Yolanda Brewster, 65, is a U.S. citizen originally from Guatemala. The 2020 Census may include a citizenship question that could negatively affect noncitizens. (Sarah L. Voisin/The Washington Post)

Bradford M. Berry is general counsel of the NAACP.

Millions of Americans are rightly outraged by the Trump administration’s recent decision to include a citizenship question in the 2020 Census — which, if allowed to stand, will surely reduce participation in the census by immigrant communities. But the risk facing the 2020 Census, and the stakes for communities of color, are much greater than the citizenship question alone.

With fewer than two years to go before the count, the U.S. Census Bureau is alarmingly understaffed, underfunded and underprepared for its constitutionally mandated population survey. That’s why the NAACP is suing the federal government to demand that it immediately step up its preparations, especially with respect to communities of color.

Our case rests on a simple premise: An inaccurate and racially biased census does not meet constitutional requirements. Unless a court intervenes, the census will become yet another tool of voter suppression against communities of color — the same communities that are often targeted by state legislatures determined to depress African American and Latino voter participation.

Last year, the NAACP engaged the Rule of Law Clinic at Yale Law School on strategies to ensure the integrity of the census. We quickly realized the hard road ahead, given that the Census Bureau was severely underfunded and understaffed during critical stages of preparations. Indeed, the amount allocated for census operations in President Trump’s proposed fiscal 2018 budget was so inadequate that Congress added billions more to the bureau’s coffers in the budget deal that was passed in March.

Although that appropriation is welcome, it does not necessarily extend beyond September of this year. Trump has asked Congress to give the bureau $400 million less for fiscal 2019 than it received in fiscal 2009.

Uncertainty around the budget has already had a negative impact on census preparations. The bureau has severely reduced its footprint in the field and has fallen behind in forming partnerships with the specialists and community organizations essential to reaching communities the bureau characterizes as “hard to count.” The bureau also canceled critical field tests for last year and two of the three “dress rehearsal” sites slotted for this year. These tests cannot be rescheduled. This means the bureau will head into the 2020 Census largely blind to how its methodologies, some of them brand new, will affect the count.

This lack of testing is particularly disturbing because the Census Bureau is experimenting with a “digital-first” census for most U.S. households in 2020. This strategy does not take into account the digital divide, which risks discriminating against Americans — disproportionately people of color — who lack reliable access to broadband. It also raises cybersecurity concerns, which the Trump administration has yet to recognize, much less address. Rushing into a digitized census risks undermining the overall accuracy of the count and disproportionately erasing economically disadvantaged households from it.

Our concerns about the census are nothing new. Under our system of government, we have long known that those who aren’t counted don’t count for purposes of drawing legislative districts and distributing federal dollars. But the risks tied to the 2020 survey are especially worrisome.

Faced with a train wreck in the making, the NAACP filed a federal lawsuit in March with Prince George’s County, a majority African American jurisdiction that was one of the nation’s most undercounted jurisdictions in the 2010 Census.
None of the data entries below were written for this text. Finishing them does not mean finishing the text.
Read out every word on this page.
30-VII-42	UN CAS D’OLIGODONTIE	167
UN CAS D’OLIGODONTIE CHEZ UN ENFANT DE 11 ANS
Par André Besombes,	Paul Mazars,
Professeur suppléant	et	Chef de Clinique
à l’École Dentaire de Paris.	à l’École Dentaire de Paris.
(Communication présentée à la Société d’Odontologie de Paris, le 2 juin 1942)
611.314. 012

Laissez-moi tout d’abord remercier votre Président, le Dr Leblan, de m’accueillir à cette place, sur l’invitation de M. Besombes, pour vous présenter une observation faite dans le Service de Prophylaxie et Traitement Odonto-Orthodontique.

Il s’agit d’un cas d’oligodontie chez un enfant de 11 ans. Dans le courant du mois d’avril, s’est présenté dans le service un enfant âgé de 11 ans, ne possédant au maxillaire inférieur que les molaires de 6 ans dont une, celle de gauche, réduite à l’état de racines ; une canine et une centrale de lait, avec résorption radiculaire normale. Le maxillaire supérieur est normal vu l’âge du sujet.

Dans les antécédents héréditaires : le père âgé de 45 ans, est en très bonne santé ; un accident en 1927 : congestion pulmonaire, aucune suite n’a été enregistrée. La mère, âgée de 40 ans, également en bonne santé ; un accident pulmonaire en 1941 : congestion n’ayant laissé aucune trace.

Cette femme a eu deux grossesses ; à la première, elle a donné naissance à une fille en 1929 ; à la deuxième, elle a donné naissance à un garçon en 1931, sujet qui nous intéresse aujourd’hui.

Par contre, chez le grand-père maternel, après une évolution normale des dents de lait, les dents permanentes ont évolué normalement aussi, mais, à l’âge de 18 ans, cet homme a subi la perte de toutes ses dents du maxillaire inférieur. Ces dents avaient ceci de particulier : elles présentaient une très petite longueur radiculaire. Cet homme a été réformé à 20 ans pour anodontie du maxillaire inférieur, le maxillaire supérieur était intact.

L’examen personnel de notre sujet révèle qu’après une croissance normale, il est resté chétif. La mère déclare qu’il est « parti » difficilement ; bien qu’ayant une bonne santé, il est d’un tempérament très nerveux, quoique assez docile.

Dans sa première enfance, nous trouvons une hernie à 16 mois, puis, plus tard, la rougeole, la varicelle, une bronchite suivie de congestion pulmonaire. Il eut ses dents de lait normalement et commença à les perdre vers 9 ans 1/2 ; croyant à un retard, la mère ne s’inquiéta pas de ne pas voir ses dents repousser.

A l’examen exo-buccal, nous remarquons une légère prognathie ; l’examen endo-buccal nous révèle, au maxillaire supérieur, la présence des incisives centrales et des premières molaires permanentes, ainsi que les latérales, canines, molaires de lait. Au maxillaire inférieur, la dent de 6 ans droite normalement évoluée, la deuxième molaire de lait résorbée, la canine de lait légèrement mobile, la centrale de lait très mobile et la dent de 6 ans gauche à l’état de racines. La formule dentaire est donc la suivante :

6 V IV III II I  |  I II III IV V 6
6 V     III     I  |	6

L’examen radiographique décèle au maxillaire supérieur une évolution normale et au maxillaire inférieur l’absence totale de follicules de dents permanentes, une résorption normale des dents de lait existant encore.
Although we are deeply concerned about the citizenship question, like many others in the civil rights community, we chose to highlight the many other structural problems with the 2020 Census preparations in our lawsuit.

By the bureau’s own estimate, the 2010 Census did not account for 1.5 million black and Hispanic residents nationwide. The systemic and ­disproportionate undercounting of communities of color deprives us of badly needed federal resources for medical care, ­K-12 education, housing and transportation while diminishing our ability to be heard politically.  The undercount affects the quality of life in communities of color every day. 
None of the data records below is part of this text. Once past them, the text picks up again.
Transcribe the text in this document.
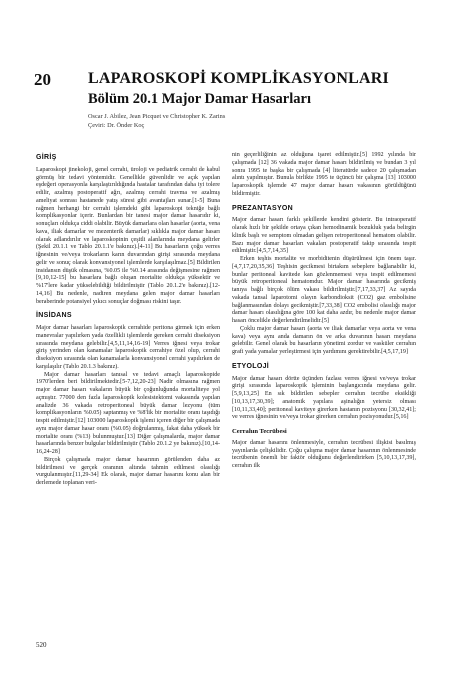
20 LAPAROSKOPİ KOMPLİKASYONLARI
Bölüm 20.1 Major Damar Hasarları
Oscar J. Abilez, Jean Picquet ve Christopher K. Zarins
Çeviri: Dr. Önder Koç
GİRİŞ

Laparoskopi jinekoloji, genel cerrahi, üroloji ve pediatrik cerrahi de kabul görmüş bir tedavi yöntemidir. Genellikle güvenlidir ve açık yapılan eşdeğeri operasyonla karşılaştırıldığında hastalar tarafından daha iyi tolere edilir, azalmış postoperatif ağrı, azalmış cerrahi travma ve azalmış ameliyat sonrası hastanede yatış süresi gibi avantajları sunar.[1-5] Buna rağmen herhangi bir cerrahi işlemdeki gibi laparoskopi tekniğe bağlı komplikasyonlar içerir. Bunlardan bir tanesi major damar hasarıdır ki, sonuçları oldukça ciddi olabilir. Büyük damarlara olan hasarlar (aorta, vena kava, iliak damarlar ve mezenterik damarlar) sıklıkla major damar hasarı olarak adlandırılır ve laparoskopinin çeşitli alanlarında meydana gelirler (Şekil 20.1.1 ve Tablo 20.1.1'e bakınız).[4-11] Bu hasarların çoğu verres iğnesinin ve/veya trokarların karın duvarından girişi sırasında meydana gelir ve sonuç olarak konvansiyonel işlemlerde karşılaşılmaz.[5] Bildirilen insidansın düşük olmasına, %0.05 ile %0.14 arasında değişmesine rağmen [9,10,12-15] bu hasarlara bağlı oluşan mortalite oldukça yüksektir ve %17'lere kadar yükselebildiği bildirilmiştir (Tablo 20.1.2'e bakınız).[12-14,16] Bu nedenle, nadiren meydana gelen major damar hasarları beraberinde potansiyel yıkıcı sonuçlar doğması riskini taşır.

İNSİDANS

Major damar hasarları laparoskopik cerrahide peritona girmek için erken manevralar yapılırken yada özellikli işlemlerde gereken cerrahi diseksiyon sırasında meydana gelebilir.[4,5,11,14,16-19] Verres iğnesi veya trokar giriş yerinden olan kanamalar laparoskopik cerrahiye özel olup, cerrahi diseksiyon sırasında olan kanamalarla konvansiyonel cerrahi yapılırken de karşılaşılır (Tablo 20.1.3 bakınız).

Major damar hasarları tanısal ve tedavi amaçlı laparoskopide 1970'lerden beri bildirilmektedir.[5-7,12,20-23] Nadir olmasına rağmen major damar hasarı vakaların büyük bir çoğunluğunda mortaliteye yol açmıştır. 77000 den fazla laparoskopik kolesistektomi vakasında yapılan analizde 36 vakada retroperitoneal büyük damar lezyonu (tüm komplikasyonların %0.05) saptanmış ve %8'lik bir mortalite oranı taşıdığı tespit edilmiştir.[12] 103000 laparoskopik işlemi içeren diğer bir çalışmada aynı major damar hasar oranı (%0.05) doğrulanmış, fakat daha yüksek bir mortalite oranı (%13) bulunmuştur.[13] Diğer çalışmalarda, major damar hasarlarında benzer bulgular bildirilmiştir (Tablo 20.1.2 ye bakınız).[10,14-16,24-28]

Birçok çalışmada major damar hasarının görülenden daha az bildirilmesi ve gerçek oranının altında tahmin edilmesi olasılığı vurgulanmıştır.[11,29-34] Ek olarak, major damar hasarını konu alan bir derlemede toplanan veri-

nin geçerliliğinin az olduğuna işaret edilmiştir.[5] 1992 yılında bir çalışmada [12] 36 vakada major damar hasarı bildirilmiş ve bundan 3 yıl sonra 1995 te başka bir çalışmada [4] literatürde sadece 20 çalışmadan alıntı yapılmıştır. Bunula birlikte 1995 te üçüncü bir çalışma [13] 103000 laparoskopik işlemde 47 major damar hasarı vakasının görüldüğünü bildirmiştir.

PREZANTASYON

Major damar hasarı farklı şekillerde kendini gösterir. Bu intraoperatif olarak hızlı bir şekilde ortaya çıkan hemodinamik bozukluk yada belirgin klinik başlı ve semptom olmadan gelişen retroperitoneal hematom olabilir. Bazı major damar hasarları vakaları postoperatif takip sırasında tespit edilmiştir.[4,5,7,14,35]

Erken teşhis mortalite ve morbiditenin düşürülmesi için önem taşır.[4,7,17,20,35,36] Teşhisin gecikmesi birtakım sebeplere bağlanabilir ki, bunlar peritoneal kavitede kan gözlenmemesi veya tespit edilmemesi büyük retroperitoneal hematomdur. Major damar hasarında gecikmiş tanıya bağlı birçok ölüm vakası bildirilmiştir.[7,17,33,37] Az sayıda vakada tansal laparotomi olayın karbondioksit (CO2) gaz embolisine bağlanmasından dolayı gecikmiştir.[7,33,38] CO2 embolisi olasılığı major damar hasarı olasılığına göre 100 kat daha azdır, bu nedenle major damar hasarı öncelikle değerlendirilmelidir.[5]

Çoklu major damar hasarı (aorta ve iliak damarlar veya aorta ve vena kava) veya aynı anda damarın ön ve arka duvarının hasarı meydana gelebilir. Genel olarak bu hasarların yönetimi zordur ve vasküler cerrahın grafi yada yamalar yerleştirmesi için yardımını gerektirebilir.[4,5,17,19]

ETYOLOJİ

Major damar hasarı dörtte üçünden fazlası verres iğnesi ve/veya trokar girişi sırasında laparoskopik işleminin başlangıcında meydana gelir.[5,9,13,25] En sık bildirilen sebepler cerrahın tecrübe eksikliği [10,13,17,30,39]; anatomik yapılara aşinalığın yetersiz olması [10,11,33,40]; peritoneal kaviteye girerken hastanın pozisyonu [30,32,41]; ve verres iğnesinin ve/veya trokar girerken cerrahın pozisyonudur.[5,16]

Cerrahın Tecrübesi

Major damar hasarını önlenmesiyle, cerrahın tecrübesi ilişkisi basılmış yayınlarda çelişkilidir. Çoğu çalışma major damar hasarının önlenmesinde tecrübenin önemli bir faktör olduğunu değerlendirirken [5,10,13,17,39], cerrahın ilk

520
If the Census Bureau continues down its current path, the 2020 undercount will be unprecedentedly severe. History tells us that communities of color will be hurt the most. The original Constitution mandated that enslaved Africans be counted as three-fifths of a person. The three-fifths clause was abolished after the Civil War, but the government has continued to disproportionately undercount African Americans.

Our nation cannot afford a census that systemically and disproportionately undercounts communities of color. The Constitution doesn’t allow it, and neither will we.